Egypt’s Justice Ministry Staffers Go On Strike Over Financial Demands

Dozens of employees in Egypt’s Ministry of Justice, the body responsible for courts and the prosecution, began Wednesday a strike nationwide over unpaid financial incentives.

Staffers at the ministry’s Expert Authority said the labour action was aimed to protest against the withholding of bonuses worth three months in salary for both 2013 and 2014, and which other divisions in the ministry have already received.

The Expert Authority is a body of specialists in charge of proceeding with financial and administrative litigation, including civil, misdemeanor, taxation, public funds and illicit gains cases, before they return to the normal court circuit.

At least 15 offices nationwide joined the strike Wednesday with employees refusing to receive lawsuit files from courts across the country, Mahmoud Attiya, one of the striking specialists in Minya, told Ahram Online.

The number of cases referred daily to each office range anywhere between 200-400, employees say. A strike would mean that hundreds of cases would be put on hold every day.
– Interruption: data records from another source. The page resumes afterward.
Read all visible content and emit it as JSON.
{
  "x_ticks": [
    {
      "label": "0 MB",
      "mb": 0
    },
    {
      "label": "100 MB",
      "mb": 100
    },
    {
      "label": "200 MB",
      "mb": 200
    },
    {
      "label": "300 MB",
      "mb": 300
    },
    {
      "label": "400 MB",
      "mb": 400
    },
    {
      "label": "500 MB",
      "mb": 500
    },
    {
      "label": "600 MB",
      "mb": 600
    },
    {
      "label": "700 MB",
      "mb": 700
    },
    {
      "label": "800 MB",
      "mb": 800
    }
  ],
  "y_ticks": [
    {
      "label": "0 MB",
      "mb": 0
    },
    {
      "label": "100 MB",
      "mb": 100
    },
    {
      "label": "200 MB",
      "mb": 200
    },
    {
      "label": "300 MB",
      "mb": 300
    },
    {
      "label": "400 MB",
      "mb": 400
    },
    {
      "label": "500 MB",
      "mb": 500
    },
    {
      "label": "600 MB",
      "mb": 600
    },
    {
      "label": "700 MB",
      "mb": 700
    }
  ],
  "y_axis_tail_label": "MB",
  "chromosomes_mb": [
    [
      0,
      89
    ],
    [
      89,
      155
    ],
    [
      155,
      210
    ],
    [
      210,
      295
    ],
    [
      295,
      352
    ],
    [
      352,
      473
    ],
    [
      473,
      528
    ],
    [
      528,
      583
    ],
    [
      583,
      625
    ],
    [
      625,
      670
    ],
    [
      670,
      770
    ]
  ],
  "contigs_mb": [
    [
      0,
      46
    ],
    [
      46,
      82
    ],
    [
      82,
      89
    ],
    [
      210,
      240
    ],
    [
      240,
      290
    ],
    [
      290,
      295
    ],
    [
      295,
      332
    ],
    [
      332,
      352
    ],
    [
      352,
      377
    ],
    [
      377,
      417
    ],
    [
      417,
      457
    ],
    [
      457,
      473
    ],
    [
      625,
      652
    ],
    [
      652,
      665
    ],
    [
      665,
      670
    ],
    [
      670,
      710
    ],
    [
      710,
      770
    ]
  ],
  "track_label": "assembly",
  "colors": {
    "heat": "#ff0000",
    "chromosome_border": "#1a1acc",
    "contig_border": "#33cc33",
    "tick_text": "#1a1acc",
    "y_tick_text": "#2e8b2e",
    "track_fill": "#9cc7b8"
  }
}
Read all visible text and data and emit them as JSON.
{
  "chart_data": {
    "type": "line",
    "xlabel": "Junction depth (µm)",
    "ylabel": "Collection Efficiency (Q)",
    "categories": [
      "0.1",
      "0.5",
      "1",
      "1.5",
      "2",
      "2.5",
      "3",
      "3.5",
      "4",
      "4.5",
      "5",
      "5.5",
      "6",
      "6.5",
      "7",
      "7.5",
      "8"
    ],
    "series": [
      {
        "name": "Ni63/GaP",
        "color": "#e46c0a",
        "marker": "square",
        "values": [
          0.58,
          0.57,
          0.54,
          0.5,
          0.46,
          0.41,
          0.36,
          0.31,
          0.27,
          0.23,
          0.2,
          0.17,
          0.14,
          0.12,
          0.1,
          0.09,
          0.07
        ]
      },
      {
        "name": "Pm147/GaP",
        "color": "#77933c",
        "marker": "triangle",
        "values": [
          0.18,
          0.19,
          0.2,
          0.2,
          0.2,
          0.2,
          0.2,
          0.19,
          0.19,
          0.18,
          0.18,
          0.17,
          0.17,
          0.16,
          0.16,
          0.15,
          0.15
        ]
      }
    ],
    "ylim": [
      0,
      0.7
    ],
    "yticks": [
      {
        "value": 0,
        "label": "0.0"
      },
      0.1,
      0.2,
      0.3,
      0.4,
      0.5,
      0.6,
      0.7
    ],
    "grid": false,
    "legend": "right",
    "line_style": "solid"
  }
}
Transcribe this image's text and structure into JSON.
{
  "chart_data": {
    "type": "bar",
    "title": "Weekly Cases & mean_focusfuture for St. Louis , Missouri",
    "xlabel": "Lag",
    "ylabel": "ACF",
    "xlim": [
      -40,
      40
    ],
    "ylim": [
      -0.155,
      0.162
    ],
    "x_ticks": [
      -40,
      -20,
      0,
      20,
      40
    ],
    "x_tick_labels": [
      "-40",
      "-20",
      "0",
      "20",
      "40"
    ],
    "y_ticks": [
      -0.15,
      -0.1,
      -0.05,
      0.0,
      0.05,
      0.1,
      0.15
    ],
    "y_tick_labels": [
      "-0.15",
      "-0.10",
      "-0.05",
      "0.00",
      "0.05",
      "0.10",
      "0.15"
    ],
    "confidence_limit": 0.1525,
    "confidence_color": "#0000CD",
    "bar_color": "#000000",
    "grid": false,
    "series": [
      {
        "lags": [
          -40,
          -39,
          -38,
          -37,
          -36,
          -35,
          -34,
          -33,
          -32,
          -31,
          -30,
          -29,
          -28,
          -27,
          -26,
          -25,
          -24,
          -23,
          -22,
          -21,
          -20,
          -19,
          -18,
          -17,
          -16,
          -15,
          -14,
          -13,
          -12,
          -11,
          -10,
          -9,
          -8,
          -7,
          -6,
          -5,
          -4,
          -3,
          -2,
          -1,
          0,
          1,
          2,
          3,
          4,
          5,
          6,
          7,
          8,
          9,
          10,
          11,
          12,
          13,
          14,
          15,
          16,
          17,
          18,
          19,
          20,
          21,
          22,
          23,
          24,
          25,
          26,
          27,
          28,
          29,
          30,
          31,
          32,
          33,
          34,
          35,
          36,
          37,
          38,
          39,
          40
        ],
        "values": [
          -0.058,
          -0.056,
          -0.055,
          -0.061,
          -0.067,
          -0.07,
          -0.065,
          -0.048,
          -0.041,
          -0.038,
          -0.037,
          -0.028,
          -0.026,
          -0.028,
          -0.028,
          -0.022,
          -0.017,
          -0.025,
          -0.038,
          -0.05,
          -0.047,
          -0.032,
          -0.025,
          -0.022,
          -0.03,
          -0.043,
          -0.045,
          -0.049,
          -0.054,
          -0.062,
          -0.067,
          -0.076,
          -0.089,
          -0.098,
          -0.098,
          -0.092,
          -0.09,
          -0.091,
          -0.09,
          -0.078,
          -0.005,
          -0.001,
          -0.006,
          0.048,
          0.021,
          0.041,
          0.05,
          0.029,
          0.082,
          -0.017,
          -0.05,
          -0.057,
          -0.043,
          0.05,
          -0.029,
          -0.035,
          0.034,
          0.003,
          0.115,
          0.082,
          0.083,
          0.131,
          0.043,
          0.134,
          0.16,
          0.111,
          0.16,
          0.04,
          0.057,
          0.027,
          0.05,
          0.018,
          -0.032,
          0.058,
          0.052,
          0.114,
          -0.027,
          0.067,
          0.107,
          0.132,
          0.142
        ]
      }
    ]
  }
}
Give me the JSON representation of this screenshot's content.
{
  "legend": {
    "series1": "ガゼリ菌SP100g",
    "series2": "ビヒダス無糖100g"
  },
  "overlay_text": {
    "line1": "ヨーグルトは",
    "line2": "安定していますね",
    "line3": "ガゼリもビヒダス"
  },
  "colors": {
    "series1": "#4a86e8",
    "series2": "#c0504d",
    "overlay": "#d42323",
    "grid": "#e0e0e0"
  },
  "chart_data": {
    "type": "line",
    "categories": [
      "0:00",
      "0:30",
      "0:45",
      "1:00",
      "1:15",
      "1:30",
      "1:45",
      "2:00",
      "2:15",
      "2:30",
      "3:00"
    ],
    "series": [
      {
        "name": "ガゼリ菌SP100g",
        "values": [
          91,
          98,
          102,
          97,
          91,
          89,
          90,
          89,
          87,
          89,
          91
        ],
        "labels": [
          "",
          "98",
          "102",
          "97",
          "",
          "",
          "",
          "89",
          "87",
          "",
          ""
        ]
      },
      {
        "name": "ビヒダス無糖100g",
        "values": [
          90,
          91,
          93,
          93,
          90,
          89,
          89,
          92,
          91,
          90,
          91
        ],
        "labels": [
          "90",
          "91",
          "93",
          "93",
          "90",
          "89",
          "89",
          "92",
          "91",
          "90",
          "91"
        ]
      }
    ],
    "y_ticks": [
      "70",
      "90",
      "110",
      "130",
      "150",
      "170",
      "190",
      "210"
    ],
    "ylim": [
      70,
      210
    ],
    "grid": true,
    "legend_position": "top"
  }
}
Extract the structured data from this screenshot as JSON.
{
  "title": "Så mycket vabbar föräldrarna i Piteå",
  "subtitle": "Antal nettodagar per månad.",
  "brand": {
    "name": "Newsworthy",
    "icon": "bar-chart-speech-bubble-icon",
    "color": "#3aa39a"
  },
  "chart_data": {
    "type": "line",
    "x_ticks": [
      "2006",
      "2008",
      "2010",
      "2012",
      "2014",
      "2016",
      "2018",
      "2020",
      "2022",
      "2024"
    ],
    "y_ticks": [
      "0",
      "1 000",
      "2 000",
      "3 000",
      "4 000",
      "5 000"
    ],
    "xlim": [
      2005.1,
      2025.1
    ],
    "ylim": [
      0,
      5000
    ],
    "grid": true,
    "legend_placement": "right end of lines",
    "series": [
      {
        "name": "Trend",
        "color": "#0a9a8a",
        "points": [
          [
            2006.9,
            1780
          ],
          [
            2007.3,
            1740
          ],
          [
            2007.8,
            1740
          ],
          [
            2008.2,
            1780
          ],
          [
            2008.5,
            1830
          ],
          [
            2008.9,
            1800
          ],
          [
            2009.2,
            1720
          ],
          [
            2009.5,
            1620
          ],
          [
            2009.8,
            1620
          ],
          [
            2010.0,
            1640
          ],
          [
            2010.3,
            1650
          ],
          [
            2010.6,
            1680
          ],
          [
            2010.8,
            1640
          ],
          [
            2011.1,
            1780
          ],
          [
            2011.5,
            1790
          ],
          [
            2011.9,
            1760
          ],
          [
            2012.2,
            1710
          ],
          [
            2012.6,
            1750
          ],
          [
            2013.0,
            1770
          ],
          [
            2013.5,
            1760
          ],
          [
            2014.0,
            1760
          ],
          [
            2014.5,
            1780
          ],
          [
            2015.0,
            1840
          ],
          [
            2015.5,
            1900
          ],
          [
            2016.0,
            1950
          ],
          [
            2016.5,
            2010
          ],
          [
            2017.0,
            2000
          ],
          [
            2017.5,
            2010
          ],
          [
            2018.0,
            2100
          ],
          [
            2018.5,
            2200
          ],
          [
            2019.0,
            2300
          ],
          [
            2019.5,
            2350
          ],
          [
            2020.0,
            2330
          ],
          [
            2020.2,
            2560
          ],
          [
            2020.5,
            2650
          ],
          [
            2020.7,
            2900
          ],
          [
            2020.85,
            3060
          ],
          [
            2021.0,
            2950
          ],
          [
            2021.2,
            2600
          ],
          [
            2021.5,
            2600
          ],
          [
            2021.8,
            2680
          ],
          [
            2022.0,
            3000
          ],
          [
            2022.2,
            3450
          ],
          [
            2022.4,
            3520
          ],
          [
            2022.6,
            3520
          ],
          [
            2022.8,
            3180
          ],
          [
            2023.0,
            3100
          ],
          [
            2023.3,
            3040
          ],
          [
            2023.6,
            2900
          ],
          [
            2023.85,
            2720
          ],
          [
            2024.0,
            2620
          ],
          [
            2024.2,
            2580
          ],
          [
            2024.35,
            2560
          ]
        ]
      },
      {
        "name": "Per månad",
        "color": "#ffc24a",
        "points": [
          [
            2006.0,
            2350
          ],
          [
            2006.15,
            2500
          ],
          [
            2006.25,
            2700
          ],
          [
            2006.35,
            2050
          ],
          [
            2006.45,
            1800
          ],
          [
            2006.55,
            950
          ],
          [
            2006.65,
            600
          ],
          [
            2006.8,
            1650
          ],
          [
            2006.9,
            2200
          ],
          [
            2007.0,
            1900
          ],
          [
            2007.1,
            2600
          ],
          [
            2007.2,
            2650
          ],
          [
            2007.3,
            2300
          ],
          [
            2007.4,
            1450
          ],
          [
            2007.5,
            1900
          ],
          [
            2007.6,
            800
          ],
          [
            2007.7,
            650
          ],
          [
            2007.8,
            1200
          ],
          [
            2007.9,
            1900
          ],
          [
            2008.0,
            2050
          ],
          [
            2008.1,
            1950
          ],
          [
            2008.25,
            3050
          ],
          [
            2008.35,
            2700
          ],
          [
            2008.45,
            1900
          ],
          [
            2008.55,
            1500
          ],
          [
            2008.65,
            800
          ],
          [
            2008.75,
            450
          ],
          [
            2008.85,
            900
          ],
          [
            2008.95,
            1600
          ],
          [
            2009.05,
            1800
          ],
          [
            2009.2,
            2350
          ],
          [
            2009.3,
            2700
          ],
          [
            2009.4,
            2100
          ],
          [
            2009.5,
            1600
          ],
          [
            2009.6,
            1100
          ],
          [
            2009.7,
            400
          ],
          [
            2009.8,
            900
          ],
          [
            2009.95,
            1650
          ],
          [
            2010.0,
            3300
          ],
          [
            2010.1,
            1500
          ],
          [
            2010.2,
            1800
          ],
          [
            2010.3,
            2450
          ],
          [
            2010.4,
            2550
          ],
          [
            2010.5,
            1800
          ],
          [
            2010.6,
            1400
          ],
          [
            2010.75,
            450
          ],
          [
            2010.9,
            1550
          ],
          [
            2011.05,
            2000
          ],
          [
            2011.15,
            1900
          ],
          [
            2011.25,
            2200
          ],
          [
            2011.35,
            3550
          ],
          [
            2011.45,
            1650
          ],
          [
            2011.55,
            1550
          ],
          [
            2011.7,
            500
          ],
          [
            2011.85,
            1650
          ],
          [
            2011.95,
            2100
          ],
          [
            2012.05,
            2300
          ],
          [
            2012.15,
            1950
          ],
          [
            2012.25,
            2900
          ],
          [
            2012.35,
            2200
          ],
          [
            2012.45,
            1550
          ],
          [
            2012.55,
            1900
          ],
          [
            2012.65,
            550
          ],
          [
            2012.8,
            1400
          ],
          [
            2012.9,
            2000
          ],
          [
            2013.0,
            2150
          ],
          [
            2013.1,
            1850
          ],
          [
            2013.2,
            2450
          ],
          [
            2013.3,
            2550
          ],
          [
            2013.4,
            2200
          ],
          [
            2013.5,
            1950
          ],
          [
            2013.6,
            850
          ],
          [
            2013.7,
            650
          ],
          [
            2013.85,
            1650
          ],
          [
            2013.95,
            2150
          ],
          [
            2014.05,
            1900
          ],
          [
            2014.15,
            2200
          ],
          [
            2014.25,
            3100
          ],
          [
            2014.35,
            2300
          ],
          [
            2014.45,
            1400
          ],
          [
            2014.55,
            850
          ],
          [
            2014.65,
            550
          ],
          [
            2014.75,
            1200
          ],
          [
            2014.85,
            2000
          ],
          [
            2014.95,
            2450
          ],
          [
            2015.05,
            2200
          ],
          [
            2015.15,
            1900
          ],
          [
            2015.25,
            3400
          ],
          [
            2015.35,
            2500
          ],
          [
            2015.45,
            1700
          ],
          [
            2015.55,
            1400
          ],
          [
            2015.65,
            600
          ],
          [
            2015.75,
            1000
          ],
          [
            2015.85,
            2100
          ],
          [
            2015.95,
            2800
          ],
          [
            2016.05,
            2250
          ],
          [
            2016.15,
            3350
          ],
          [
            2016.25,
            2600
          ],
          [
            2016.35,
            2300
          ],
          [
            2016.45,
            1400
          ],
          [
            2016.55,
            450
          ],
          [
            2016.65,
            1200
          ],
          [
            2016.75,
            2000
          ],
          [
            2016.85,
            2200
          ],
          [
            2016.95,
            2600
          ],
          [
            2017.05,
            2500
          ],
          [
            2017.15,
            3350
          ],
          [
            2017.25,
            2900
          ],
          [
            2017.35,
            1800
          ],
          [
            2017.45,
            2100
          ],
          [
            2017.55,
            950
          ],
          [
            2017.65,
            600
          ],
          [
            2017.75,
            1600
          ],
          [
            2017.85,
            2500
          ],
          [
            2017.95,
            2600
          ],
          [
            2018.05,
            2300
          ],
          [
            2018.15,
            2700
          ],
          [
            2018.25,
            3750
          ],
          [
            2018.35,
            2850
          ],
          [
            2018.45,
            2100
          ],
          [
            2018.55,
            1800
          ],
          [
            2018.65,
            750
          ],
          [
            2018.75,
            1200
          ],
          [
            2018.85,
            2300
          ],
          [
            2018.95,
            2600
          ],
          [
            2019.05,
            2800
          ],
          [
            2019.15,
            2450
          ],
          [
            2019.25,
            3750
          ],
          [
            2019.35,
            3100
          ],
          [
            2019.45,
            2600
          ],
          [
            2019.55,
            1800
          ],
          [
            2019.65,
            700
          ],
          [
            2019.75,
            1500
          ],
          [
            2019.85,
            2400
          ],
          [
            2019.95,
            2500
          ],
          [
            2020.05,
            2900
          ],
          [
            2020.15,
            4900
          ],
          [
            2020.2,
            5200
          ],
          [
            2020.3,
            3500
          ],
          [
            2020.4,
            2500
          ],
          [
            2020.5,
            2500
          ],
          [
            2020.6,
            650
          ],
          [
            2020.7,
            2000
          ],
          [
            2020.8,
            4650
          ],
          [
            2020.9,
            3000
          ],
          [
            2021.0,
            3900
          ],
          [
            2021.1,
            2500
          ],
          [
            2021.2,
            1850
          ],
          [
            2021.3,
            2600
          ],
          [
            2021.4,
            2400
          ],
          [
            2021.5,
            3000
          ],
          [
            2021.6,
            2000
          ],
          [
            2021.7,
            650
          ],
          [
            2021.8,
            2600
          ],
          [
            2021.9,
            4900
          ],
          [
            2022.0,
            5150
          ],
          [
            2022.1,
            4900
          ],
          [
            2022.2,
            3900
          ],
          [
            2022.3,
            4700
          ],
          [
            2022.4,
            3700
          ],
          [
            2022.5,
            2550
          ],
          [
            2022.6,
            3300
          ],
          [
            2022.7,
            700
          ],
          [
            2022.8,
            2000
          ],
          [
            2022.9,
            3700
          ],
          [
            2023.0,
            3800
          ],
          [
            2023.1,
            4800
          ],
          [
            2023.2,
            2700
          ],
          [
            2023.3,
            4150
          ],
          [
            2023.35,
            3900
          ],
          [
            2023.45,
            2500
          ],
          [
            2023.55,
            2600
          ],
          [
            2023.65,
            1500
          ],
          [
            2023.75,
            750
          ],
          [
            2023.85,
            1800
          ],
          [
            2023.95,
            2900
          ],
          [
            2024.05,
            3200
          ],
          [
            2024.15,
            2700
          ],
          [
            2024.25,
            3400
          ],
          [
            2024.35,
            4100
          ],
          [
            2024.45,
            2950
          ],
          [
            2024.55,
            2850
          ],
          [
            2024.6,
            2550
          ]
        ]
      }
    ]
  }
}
“We have tried all legal actions before we decided to go on strike, after the ministry reneged on all its promises,” Attiya said.

“We are asking for a legitimate demand, and for our right to be treated on an equal footing with the rest of the ministry’s employees who got their money,” Attiya added

‘Mere rumours’

The head of the Expert Authority, however, quashed the ongoing strike as “mere rumours.”

“There is no strike and offices are working completely normally countrywide,” Zeinhom Ali Mostafa said.

Yet Mostafa confirmed employees in the authority have yet to be paid their bonuses.

An investigation into the reason for the delay is underway, he said.